Sirens wailed and two fire trucks and an ambulance screamed up the long drive of the property. Maggie—Mags—his cousin on his mom’s side and the sheriff of Canyon Ridge, trailed behind, her cruiser kicking up dust as she hauled ass.

“Well, they’re a little late,” Grif cracked.

“Yeah, but they’ll have to hose this shit down. Douse any hot spots.”

Jonah and Britt disappeared. Most likely they’d gone out the emergency exit at the other end of the hallway. Grif and Reid backed up, made room for the firefighters, then slipped out the door behind them. Maggie hopped out of her cruiser, slammed the door and—ooohhh-eeee—when his cousin got mad, look out.

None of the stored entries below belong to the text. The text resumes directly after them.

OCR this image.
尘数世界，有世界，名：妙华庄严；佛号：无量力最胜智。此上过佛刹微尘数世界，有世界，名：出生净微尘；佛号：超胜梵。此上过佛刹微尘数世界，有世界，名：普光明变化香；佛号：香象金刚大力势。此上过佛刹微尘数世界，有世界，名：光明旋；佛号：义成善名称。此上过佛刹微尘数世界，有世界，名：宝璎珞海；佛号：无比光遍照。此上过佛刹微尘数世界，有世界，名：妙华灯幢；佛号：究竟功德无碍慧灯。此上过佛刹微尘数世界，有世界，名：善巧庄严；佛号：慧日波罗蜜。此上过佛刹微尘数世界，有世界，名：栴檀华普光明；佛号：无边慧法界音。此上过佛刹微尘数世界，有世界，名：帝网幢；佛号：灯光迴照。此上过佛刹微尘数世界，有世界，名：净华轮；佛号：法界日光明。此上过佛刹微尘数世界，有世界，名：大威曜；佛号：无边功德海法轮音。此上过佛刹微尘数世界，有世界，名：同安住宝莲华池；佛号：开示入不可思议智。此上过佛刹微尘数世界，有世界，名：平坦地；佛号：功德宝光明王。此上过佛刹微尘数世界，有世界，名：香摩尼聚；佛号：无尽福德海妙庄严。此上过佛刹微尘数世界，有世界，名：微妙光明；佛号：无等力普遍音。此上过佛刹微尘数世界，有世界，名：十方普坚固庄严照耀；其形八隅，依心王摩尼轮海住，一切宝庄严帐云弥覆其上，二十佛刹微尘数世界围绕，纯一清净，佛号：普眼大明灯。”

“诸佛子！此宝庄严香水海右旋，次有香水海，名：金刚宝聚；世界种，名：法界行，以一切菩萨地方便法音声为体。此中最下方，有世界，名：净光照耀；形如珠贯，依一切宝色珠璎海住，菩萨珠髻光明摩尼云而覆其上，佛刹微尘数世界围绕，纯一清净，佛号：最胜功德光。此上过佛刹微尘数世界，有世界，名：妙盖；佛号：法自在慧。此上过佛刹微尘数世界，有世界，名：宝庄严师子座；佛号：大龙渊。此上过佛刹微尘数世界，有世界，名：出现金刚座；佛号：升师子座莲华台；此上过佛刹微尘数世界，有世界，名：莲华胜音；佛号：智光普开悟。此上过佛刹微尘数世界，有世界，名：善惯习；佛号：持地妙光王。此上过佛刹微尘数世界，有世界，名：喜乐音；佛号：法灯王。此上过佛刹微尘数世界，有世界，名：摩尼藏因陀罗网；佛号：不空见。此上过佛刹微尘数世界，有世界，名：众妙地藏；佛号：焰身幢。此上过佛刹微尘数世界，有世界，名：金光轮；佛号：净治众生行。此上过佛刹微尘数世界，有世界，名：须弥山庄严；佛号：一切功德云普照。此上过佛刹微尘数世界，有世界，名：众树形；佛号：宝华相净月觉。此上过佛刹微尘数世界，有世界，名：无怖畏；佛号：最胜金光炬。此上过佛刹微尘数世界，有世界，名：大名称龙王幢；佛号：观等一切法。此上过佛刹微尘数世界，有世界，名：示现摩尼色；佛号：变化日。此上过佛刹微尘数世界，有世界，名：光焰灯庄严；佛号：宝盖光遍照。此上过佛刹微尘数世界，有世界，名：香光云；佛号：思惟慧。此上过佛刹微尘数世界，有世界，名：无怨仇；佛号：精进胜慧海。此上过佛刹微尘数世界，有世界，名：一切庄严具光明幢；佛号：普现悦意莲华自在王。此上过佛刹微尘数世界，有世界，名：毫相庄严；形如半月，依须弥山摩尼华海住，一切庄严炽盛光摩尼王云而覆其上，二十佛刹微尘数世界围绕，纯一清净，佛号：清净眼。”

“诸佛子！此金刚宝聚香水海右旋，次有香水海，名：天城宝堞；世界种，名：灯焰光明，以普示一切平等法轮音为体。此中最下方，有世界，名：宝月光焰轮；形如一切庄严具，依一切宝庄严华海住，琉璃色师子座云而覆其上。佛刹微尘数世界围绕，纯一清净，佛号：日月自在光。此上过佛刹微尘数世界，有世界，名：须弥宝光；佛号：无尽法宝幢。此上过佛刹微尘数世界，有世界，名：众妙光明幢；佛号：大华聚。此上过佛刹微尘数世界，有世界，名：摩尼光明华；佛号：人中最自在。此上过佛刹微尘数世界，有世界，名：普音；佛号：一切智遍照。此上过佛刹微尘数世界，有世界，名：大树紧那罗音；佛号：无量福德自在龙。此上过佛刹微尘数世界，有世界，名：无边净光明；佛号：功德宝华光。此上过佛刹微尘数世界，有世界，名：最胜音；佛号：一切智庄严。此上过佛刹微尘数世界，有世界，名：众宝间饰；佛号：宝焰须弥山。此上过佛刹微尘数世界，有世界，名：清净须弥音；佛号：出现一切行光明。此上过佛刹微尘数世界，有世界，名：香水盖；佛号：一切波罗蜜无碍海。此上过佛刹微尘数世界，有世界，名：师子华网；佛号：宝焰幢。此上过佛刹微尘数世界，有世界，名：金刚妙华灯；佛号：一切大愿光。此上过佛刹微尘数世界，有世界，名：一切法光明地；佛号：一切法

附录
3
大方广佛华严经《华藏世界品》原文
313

“She’s pissed,” Grif said.

Really? Hadn’t noticed. “Yep.”

Mags rounded the front of her cruiser, her uniform pants and shirt sporting more than a few wrinkles. Being the sheriff meant working Saturdays. And any other damned day if required.

She faced them down, eyeballing each of them. “What the hell happened?”

“No idea,” Grif said. “We were on our way to Mom’s party and saw the smoke. Stopped to check it out. The desk and part of the carpet were burning when we pulled up.”

Mags glanced at the building, the broken window, and the firefighters now hosing the place down.

“Window’s broken,” Reid said.

“I see that. Did you see anything on the floor? An accelerant of some kind?”

They both shook their heads. “But,” Reid said, “I was focused on the fire. And Grif’s clothes getting trashed.”

“Oh, fuck you,” Grif said.

Mags rolled her eyes. “Don’t start. Did you see anything else?”

“Shit,” Reid said.

“What?”

He turned to Grif. “Remember the vehicle tearing out of the drive?”

Mags cocked her head. “What vehicle? Did you recognize it?”

Reid thought back, pictured it in his mind. Too much dust to recognize the make and model. Based on the height, probably a car or one of those midget SUVs. “Could’ve been a car, or maybe a small SUV.”

His cousin stared up at the building, shook her head. “I hate this place. Nothing but a pain in the butt since they broke ground. Now we’re wasting emergency resources on it. Damned thing is slowly sinking us.”